Some unhappy with outcome of mass First Friday towing probe


Vehicle owners who had their cars improperly towed in May will soon be able to claim a $305 refund for what it cost to retrieve their automobiles. But the six who attended Thursday's hearing on the matter say that's not enough for what they call a "criminal" mass towing at a First Friday event.

Tow Guys probably will not be fined for towing 47 vehicles from vacant lots near the downtown arts event. The company was cited multiple times for violating 18 regulations, included towing in areas without "no parking" signs, failing to notify law enforcement, improper authorization of property owners and poor records maintenance, among a long list of others.

Although it faced up to $10,000 for each of the 324 counts, the company will instead be issued written warnings, or in the words of angry vehicle owners: "a slap on the wrist."

The Nevada Transportation Authority, who heard the settlement Thursday, probably will vote to approve it at its Sept. 15 meeting. Once approved, the vehicle owners can submit a refund request to Tow Guys within 30 days. If they aren't reimbursed, they can file a complaint with the Transportation Authority.

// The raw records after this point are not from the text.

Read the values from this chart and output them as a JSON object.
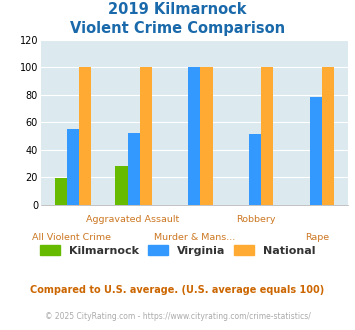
{
  "title_line1": "2019 Kilmarnock",
  "title_line2": "Violent Crime Comparison",
  "categories": [
    "All Violent Crime",
    "Aggravated Assault",
    "Murder & Mans...",
    "Robbery",
    "Rape"
  ],
  "x_labels_row1": [
    "",
    "Aggravated Assault",
    "",
    "Robbery",
    ""
  ],
  "x_labels_row2": [
    "All Violent Crime",
    "",
    "Murder & Mans...",
    "",
    "Rape"
  ],
  "kilmarnock": [
    19,
    28,
    0,
    0,
    0
  ],
  "virginia": [
    55,
    52,
    100,
    51,
    78
  ],
  "national": [
    100,
    100,
    100,
    100,
    100
  ],
  "kilmarnock_color": "#66bb00",
  "virginia_color": "#3399ff",
  "national_color": "#ffaa33",
  "ylim": [
    0,
    120
  ],
  "yticks": [
    0,
    20,
    40,
    60,
    80,
    100,
    120
  ],
  "bg_color": "#dce9ef",
  "title_color": "#1a6aab",
  "xlabel_color": "#cc7722",
  "footer_text1": "Compared to U.S. average. (U.S. average equals 100)",
  "footer_text2": "© 2025 CityRating.com - https://www.cityrating.com/crime-statistics/",
  "footer_color1": "#cc6600",
  "footer_color2": "#aaaaaa",
  "legend_labels": [
    "Kilmarnock",
    "Virginia",
    "National"
  ],
  "grid_color": "#ffffff",
  "bar_width": 0.2
}
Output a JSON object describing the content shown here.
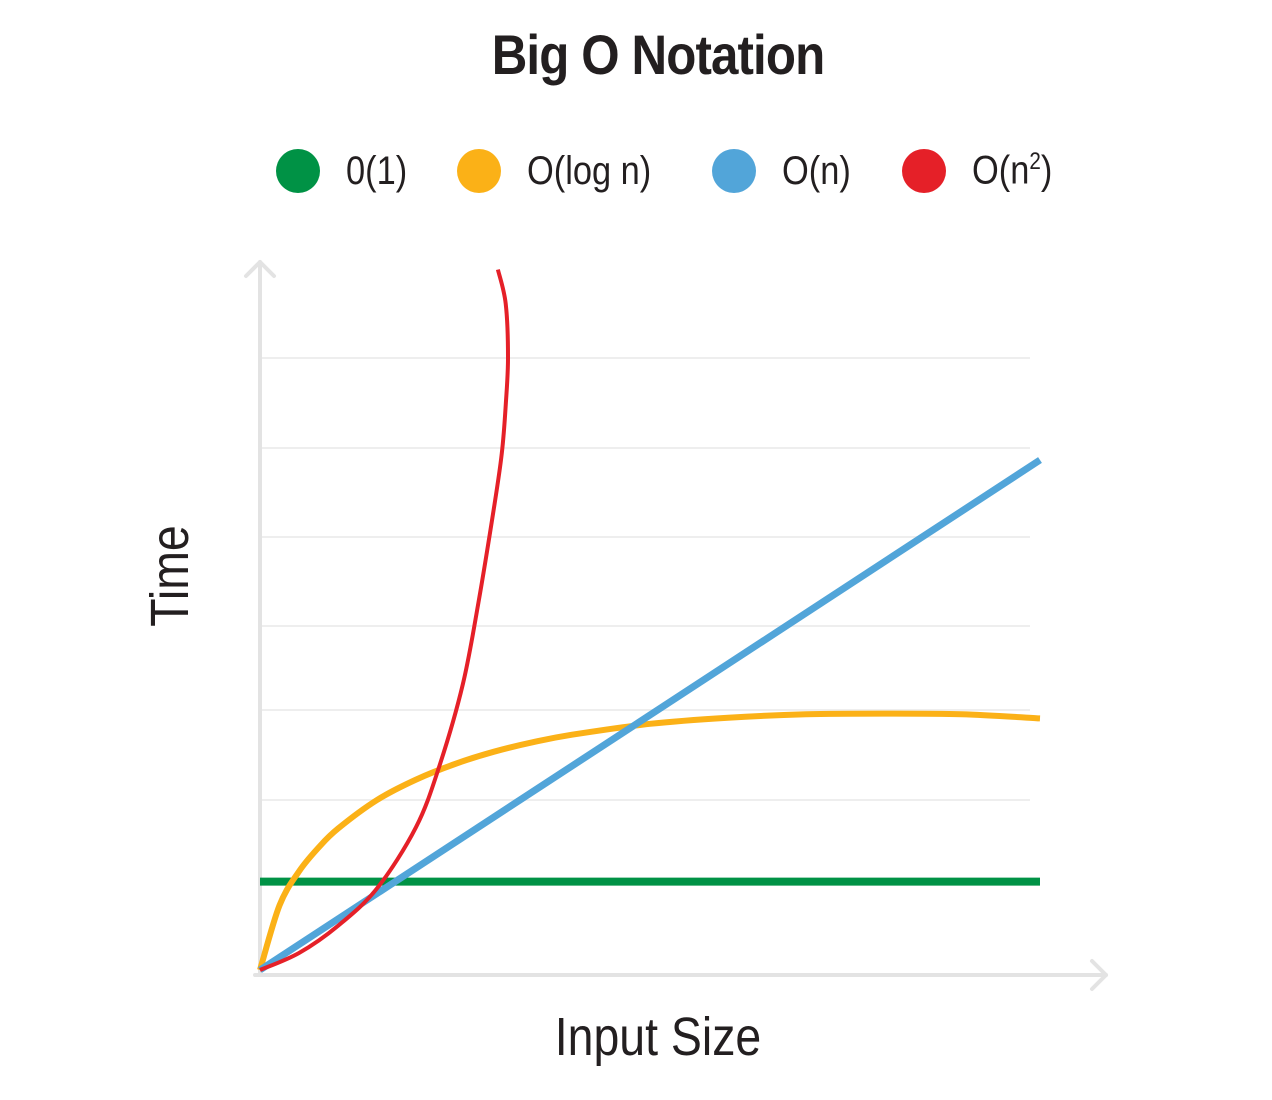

"I'd be happy to get my $305 back, but it's just a slap on the wrist," Jerry Perkins, 43, said of the settlement for Tow Guys that netted about $15,000 from owners who paid to get their cars back. "I believe it was orchestrated and planned. You do not just tow 50 cars in a couple hours unless it is planned."

Perkins said he thinks the Transportation Authority should send a stronger message, and while he would like to see Tow Guys be forced to close its doors ---- then he wouldn't get his refund.

He said that although he was able to get his car back that night, coming up with the money was a hardship.

He said he knows several others were not able to retrieve their vehicles right away, and at least one person lost their car over the ordeal.

Ana Carrillo, 28, said she couldn't retrieve her car until the following day and had to borrow money for rent and groceries.

"I'm glad to get my money back, but they need to be punished way more than this," she said, noting that her car was returned damaged and without its antenna and a hubcap.

Neil Gilfillan, 52, said he plans to call a few attorneys to ask whether further legal action would be worth it.

"If an individual person did this, me, I'd be in court paying a fine and possibly going to jail," he said. "While I'm happy to get my money back, I don't feel it's enough."